When Scottish-born architect, Thomas W. Lamb, designed the Ohio Theatre, he envisioned “a palace for the average man.” The Ohio Theatre opened in 1928—a Loew's movie house that was a 2,779-seat Spanish-Baroque masterpiece—complete with its own orchestra and theatre organ. In addition to the movies, live stage shows touring on the Loews circuit found a home on the Ohio stage.

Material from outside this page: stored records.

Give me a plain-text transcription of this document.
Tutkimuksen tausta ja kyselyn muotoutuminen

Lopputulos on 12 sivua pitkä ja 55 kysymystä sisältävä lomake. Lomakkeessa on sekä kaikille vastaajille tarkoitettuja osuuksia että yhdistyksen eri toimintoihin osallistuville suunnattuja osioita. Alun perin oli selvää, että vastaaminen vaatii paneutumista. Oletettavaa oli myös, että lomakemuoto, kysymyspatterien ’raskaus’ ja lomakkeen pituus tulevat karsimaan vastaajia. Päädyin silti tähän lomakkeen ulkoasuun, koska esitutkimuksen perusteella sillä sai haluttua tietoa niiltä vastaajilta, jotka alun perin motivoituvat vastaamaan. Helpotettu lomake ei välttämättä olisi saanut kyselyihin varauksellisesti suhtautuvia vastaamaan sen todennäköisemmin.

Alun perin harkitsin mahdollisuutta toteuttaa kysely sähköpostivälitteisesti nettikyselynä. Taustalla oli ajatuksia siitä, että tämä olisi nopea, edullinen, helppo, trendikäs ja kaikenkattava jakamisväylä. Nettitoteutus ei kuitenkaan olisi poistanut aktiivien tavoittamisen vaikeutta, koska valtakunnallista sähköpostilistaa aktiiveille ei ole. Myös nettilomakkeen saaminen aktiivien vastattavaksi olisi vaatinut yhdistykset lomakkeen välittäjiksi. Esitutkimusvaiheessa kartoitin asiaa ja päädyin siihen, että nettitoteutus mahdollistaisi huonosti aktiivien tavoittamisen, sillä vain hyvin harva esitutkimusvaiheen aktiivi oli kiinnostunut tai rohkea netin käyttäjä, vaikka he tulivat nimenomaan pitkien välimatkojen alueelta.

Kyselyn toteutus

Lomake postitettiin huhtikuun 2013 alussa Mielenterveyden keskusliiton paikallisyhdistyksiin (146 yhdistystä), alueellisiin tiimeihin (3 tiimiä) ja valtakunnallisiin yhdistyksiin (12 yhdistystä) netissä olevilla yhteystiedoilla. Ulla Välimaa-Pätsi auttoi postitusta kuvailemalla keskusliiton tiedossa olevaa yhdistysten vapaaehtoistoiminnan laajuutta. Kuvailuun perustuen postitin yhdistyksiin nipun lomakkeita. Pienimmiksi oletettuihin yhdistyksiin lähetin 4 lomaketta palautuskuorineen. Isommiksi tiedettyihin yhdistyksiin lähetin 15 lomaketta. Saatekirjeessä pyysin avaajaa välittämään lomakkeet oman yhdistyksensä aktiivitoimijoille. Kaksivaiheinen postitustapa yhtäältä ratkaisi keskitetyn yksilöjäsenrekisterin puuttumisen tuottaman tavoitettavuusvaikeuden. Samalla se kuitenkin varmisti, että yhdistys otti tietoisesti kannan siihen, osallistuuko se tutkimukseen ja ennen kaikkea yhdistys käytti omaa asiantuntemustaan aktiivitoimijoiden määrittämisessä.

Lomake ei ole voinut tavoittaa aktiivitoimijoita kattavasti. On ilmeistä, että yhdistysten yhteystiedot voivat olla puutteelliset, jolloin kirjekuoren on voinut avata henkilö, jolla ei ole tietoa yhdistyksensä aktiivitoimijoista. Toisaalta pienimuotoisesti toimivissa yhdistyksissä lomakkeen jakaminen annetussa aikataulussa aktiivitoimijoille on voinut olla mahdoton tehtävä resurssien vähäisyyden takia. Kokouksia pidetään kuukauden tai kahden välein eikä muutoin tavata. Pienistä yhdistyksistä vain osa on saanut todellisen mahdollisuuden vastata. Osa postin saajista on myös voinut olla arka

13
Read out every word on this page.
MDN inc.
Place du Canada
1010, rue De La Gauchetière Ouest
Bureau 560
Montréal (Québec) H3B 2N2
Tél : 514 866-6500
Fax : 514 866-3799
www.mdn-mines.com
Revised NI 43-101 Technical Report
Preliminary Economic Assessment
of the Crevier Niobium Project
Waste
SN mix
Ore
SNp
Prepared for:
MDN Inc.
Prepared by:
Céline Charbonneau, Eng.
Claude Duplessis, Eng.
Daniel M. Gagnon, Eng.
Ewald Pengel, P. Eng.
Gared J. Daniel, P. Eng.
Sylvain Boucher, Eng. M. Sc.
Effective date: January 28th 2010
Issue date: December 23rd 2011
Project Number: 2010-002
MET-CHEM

During the heyday of vaudeville, many top performers crossed the Ohio's stage, including Milton Berle, Ray Bolger, Cab Calloway, Buddy Ebsen, Martha Raye, Jean Harlow, Ginger Rogers, Kate Smith, and a young M.C. with a violin named Jack Benny.

This lobby below is downstairs where the bathrooms are located.
To decorate and furnish the Ohio, Loew's chose Anne Dornan, one of the first women to graduate from the Columbia School of Architecture. Dornan traveled around the world to select art and furnishings, even going on a safari to find appropriate decorations for the "Africa Corner" in the lower lounge of the Ohio. Approximately $1,000,000 was spent on art and furnishings -- more than the cost of the building itself!

During Saturday's matinee we did not see the famous organ since it is stored on a moving platform and was below the stage. The Ohio Theatre's pipe organ was built by The Robert Morton Organ Company of Van Nuys, California. It was installed in 1928 in time for the theater's opening on March 17, 1928, though tonal finishing continued after opening day. The cost of the original instrument was $21,000. It is one of four identical four manual, twenty rank pipe organs built by Robert Morton for Loew's theaters with the others located in Kansas City, MO, Pittsburgh, PA and Hartford, CT. However it is the only one of the four to still be in its original home, and only one of a handful of theater organs around the world to also bestow the claim of being it the venue for which it was built.

Jersey Boys is a great show. It is a documentary-style musical, based on the lives of one of the most successful 1960s rock'n roll groups, the Four Seasons.

Joseph Leo Bwarie makes the audience swoon when he skillfully channels Frankie Valli’s signature falsetto during songs such as ‘Sherry,’ ‘Big Girls Don’t Cry’ and ‘Walk Like A Man.’


This show was so fun, amazingly fast, and energetic.